I recently inquired about Ann Arbor’s use of automated license plate readers, aka ALPRs. This technology can be useful for things like parking violation enforcement (which Ann Arbor uses it for), but depending on a police department’s use of the technology, it can have worrying privacy implications.
This EFF article should help understand the power of ALPR data as well as some of the potential pitfalls (in particular, EFF found that lower-income and minority communities in Oakland, CA were disproportionately subject to surveillance).
My questions were:
- How many ALPRs does the city have now?
- What are they used for?
- What data is collected by our ALPRs? (Just the plate number? The date & time it was seen? The location where each plate was seen?)
- What data retention policy is in place for that data? (Is it used solely to check for expired tags, or are logs kept for days or weeks to aid in investigations?)
- What policies are in place regarding the use of ALPR data? (Do we have some formal policy that enforces who can access logs, for what reasons?)
- Roughly many ALPR records does the city currently have?
I received a friendly response from Police Chief James Baird which adequately addressed my privacy concerns.
In brief, my takeaways from the response:
- The Ann Arbor Police Department has 3 ALPRs; 2 are currently in use.
- They are used by the Community Standards Unit for parking enforcement.
- A list of vehicles with 4-6 or more outstanding violations is periodically put on a USB key and manually copied into the ALPR computers in cars.
- Data is stored locally on the system in-car, not uploaded anywhere.
- Data retention may be 365 or 90 days; Chief Baird wasn’t sure.

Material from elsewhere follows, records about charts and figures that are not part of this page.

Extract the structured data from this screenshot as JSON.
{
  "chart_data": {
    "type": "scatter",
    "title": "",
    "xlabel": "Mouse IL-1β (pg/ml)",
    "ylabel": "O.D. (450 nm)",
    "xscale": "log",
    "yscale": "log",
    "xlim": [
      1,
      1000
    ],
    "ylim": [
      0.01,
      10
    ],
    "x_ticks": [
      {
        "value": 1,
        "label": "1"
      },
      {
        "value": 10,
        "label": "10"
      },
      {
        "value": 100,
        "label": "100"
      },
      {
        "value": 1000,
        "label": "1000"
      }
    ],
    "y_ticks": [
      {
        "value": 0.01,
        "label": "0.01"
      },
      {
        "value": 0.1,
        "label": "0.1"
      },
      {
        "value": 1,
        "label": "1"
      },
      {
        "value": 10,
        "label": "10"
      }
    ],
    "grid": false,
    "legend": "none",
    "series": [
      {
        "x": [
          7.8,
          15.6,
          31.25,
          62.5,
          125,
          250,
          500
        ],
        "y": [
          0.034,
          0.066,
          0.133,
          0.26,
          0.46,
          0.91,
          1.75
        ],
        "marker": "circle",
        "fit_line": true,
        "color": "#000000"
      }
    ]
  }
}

- Chief Baird: “The information is never accessed for any other reason other than an immediate ‘hit’ [detection of a vehicle with outstanding violations] … We have had the devices in service for approximately 10 years now and have never accessed the data for any reason. I have no one on staff who even knows how since it’s not used for investigative purposes.”
- Chief Baird: “I also don’t know if location information is captured.”
An Ann Arbor Police Department ALPR.